The Wooden articular church of Hronsek is a Renaissance church dating from 1726. Its interior is original: the paintings, the bell and the organ all date from the 18th century. Since 2008, the church is a UNESCO World Heritage Site.
The wooden joint church of Leštiny is an evangelical joint church built between 1688 and 1689. In this Catholic region, "articular" Protestant churches were then allowed as long as they were made of wood (a material seen as temporary) and did not have a tower or bell. However, a bell tower was erected later in 1777.
The Wooden Beit Midrash in Rozalimas is an Ashkenazi synagogue built in 1880-81 and reconstructed after 1945. After WW II the building served as a storage space; an annex of asbestos sheets was attached to its southwestern side and part of the southwestern wall is bricked over with white silicate bricks. The wooden building is now abandoned.
The Wooden Beit Midrash in Veisiejai is an Askhenazi synagogue built in 1927 by A. Abramas. The wooden building now serves as a church.
The Beit Midrash in Žiežmariai is an Ashkenazi synagogue from the second half of the 19th century. The synagogue was rebuilt after 1918 and after 1945. This wooden synagogue is now under reconstruction.
The Great Beit Midrash in Ivianets was likely established in 1792. The current wooden building is at least 180 years old. After WWII, the building was reconstructed in order to house a club.
The wooden mosque of Kruszyniany was built by tatar settlers of the region around the 18th century. The modern mosque is estimated to have been built in the late 19th or early 20th century. The mosque and the village itself is was designated as a place of national importance for Poland in 2012.

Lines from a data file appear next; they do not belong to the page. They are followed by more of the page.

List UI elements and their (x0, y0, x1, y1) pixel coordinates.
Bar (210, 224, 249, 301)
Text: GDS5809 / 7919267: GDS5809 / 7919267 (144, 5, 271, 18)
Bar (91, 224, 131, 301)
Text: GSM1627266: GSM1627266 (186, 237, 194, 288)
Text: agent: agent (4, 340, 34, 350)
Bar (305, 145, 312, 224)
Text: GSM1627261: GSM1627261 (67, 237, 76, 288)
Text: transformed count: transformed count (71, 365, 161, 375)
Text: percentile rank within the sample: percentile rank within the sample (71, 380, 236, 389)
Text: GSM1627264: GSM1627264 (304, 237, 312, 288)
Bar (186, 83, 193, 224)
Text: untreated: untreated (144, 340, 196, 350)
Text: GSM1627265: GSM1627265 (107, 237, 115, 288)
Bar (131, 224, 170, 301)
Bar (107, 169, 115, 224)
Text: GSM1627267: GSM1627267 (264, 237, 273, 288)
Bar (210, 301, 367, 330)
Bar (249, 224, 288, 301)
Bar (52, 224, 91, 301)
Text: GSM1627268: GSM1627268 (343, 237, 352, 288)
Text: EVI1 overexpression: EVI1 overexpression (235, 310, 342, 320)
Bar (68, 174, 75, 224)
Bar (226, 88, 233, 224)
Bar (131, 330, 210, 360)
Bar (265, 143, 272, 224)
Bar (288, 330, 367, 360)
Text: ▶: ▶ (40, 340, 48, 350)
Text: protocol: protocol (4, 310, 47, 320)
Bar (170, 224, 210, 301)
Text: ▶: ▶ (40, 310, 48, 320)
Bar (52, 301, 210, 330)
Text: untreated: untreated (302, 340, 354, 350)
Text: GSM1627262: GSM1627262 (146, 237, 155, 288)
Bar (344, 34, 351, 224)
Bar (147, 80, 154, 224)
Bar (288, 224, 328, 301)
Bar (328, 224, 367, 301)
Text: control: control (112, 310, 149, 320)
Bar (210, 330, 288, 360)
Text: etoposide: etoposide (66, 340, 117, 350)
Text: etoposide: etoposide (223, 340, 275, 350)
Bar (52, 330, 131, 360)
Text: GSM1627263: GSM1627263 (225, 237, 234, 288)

The synagogue is a wooden log structure of rectangular plan, built on a rough-stone concrete foundation and divided into two floors in the west. The structure is spanned with a hipped rafter roof covered with tin. On the exterior, the building is protected with horizontal weather-boarding above the windowsills of the prayer hall, and a vertical one below them. A prayer hall of almost square plan is situated on the eastern side. On the western side the building includes a vestibule and a small room with a stove, which also heated the prayer hall. A staircase in the southwestern corner leads to a women's section on the first floor, which opens to the prayer hall with two long rectangular windows. Neither a bimah (presumably at the center), nor a Torah ark (presumably at the eastern wall) has survived. The main entrance to the building is in the western wall and the women's entrance is on the southern wall. Ten round-headed windows opened from the prayer hall: three windows on the southern and northern walls and two pairs of windows on the eastern wall (the central windows on the north and south were later converted into doors). The windows of the vestibule and the women's section are rectangular. The ceilings are joisted flat constructions that of the prayer hall is supported by two large beams, resting on the western wall of the women's section and the eastern wall of the prayer hall.
The beit midrash, built in 1928, stands north of Taikos Street, facing the town center with its southern entrance façade. It is a rectangular log structure on a fieldstone masonry foundation, covered with horizontal planks. Oriented with its short walls to east and west, it is 15.13 m long, 13.77 wide and 10.07 m high above the foundation. The building is topped with a gable roof, covered with asbestos sheets; original shingles are partially preserved under them. The prayer hall occupied the eastern part of the building, while the women's section was situated on the first floor of the western part. It may be assumed that the prayer hall was lit by the three windows on south and north; currently, there are only two rectangular windows on each side. The original fenestration on the east is unknown; a doorway in the southern part of the eastern façade is of post-WWII origins. There are no remains of Torah ark or bimah. Two small rectangular windows on the northern façade, and one similar window on each western and southern façades once gave light to the women's section. After WWII, the beit midrash was converted into a palace of culture. The prayer hall was changed into an auditorium, with the stage at the western end, over part of the original vestibule. A wooden entrance portico under a gable roof was added to the southern façade, and a plastered brick cinema projection unit to the eastern one. The building has been abandoned since the 1990s.
The Synagogue in Skhidnytsia is an Ashkenazi synagogue completed around 1900. This former wooden synagogue is now a factory.